Something like that happened to me yesterday. The receptionist sent around a message that there was – get this – a BMW in the parking lot with the lights on.
I fired back a nasty email with a link to the snopes home page, suggesting that she check these things out before passing them along.
And today, for some reason, the VP of Product Development is mad at ME!
I recently replied to a forwarded piece of shite and attached the Snopes link, suggesting that a quick check precludes jamming inboxes with BS. The sender emailed me back in a huffy tone and said she “didn’t have time to verify the things in her inbox” which makes no sense to me. You’ve got plenty of time to send me something about a non-fucking-existant coupon from Applebees, or something else that if I forward it to all my friends in the next 8 seconds, a local Hooters girl will knock on my back door offering free fellatio, but no time to vet things first?
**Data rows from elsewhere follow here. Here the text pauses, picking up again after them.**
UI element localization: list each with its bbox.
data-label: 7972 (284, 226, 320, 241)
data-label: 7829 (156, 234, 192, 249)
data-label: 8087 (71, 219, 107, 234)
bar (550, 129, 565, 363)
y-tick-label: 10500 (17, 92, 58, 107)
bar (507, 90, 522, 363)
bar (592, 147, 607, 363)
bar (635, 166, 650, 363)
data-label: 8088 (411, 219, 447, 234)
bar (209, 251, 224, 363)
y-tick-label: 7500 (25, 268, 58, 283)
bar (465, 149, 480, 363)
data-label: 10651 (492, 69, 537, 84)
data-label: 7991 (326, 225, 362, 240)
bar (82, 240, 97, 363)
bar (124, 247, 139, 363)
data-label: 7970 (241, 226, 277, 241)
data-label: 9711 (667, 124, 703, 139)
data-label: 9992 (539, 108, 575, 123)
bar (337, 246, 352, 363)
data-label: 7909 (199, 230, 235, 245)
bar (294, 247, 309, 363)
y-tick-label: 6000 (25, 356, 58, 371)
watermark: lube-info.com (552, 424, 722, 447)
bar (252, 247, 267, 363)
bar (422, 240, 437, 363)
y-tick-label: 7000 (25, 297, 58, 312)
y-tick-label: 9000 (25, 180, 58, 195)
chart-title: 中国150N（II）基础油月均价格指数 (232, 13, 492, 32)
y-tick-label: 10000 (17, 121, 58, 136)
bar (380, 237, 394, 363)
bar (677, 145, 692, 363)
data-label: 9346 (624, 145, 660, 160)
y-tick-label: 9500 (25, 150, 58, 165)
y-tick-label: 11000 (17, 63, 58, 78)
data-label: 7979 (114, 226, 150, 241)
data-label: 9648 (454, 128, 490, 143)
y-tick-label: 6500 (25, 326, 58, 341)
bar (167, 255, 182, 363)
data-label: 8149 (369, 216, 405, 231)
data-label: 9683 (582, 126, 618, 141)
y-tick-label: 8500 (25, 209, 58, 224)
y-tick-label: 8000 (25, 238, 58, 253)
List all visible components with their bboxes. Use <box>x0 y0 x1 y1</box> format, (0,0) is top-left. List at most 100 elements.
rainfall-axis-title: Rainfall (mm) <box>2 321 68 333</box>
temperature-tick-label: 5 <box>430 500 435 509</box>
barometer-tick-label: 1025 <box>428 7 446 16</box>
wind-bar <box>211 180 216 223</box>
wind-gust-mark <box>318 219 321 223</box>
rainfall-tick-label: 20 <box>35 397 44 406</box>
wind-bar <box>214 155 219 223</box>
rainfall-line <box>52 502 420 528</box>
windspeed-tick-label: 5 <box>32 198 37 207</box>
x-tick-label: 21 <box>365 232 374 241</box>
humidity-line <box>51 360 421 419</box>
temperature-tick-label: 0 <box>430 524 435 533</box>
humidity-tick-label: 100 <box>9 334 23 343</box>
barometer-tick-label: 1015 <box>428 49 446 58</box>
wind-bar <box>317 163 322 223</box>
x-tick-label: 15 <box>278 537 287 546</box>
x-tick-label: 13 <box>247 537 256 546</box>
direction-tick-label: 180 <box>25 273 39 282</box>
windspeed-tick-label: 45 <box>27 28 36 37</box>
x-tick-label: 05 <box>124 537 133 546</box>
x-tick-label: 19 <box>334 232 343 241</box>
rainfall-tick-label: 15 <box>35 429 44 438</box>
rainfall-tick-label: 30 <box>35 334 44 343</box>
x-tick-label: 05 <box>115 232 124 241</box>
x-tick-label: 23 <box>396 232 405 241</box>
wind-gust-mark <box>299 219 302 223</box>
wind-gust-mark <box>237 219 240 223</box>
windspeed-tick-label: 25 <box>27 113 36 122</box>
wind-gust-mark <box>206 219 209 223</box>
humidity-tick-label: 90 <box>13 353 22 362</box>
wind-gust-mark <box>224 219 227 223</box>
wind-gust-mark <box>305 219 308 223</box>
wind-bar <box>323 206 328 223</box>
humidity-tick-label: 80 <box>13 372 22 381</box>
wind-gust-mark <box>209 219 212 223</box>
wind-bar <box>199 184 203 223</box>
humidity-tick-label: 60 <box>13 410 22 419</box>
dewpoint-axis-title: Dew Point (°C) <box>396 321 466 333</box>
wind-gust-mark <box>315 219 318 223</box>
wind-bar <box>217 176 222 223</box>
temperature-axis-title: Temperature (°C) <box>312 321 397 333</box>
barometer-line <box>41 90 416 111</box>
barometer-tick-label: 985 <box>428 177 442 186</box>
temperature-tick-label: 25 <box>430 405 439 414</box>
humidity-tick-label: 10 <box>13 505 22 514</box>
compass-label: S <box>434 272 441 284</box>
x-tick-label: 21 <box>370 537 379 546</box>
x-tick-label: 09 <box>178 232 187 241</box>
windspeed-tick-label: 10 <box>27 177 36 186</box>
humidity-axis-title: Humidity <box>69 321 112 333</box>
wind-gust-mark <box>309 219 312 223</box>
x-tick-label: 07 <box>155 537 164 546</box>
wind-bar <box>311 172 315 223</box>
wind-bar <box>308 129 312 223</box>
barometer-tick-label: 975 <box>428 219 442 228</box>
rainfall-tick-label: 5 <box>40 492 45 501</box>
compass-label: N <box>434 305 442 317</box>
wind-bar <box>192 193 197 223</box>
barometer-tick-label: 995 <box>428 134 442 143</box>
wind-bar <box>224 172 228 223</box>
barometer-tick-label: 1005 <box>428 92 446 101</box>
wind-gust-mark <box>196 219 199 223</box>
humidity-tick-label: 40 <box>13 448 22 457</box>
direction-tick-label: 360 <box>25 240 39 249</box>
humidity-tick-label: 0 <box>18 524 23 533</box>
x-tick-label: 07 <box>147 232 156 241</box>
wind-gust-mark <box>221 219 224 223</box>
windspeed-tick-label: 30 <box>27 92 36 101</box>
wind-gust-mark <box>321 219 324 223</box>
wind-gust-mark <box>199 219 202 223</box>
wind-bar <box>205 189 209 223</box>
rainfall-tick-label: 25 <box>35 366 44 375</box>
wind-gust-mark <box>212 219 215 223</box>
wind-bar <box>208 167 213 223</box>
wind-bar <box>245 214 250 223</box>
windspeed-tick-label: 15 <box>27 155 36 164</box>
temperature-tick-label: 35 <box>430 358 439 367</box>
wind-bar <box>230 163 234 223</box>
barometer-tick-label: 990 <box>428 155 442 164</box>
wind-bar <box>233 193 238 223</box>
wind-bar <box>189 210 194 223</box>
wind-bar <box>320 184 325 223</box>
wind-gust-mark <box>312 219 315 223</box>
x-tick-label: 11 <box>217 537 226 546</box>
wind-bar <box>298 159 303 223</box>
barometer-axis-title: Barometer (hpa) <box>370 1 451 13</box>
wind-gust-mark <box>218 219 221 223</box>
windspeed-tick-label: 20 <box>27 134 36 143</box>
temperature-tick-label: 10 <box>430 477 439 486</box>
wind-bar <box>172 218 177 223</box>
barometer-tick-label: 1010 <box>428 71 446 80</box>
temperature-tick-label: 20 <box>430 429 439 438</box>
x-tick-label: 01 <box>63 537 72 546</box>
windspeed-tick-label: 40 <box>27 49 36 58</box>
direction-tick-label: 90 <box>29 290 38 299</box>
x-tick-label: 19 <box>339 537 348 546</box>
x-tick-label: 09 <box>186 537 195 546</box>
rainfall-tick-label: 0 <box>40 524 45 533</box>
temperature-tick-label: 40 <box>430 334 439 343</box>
A college student in my fire company e-group sent out the email regarding Ollie North, Al Gore, and Osama bin Laden. When I sent him the Snopes link noting that Osama wasn’t in the picture then, the person mentioned by Ollie was really Abu Nidal, and that Al Gore wasn’t a member of the committee before whom Oliver North testified, he replied that it was really a political cartoon. At that point, I just told him that if he mailed glurge again, I’d go Moderator Medieval on his young ass.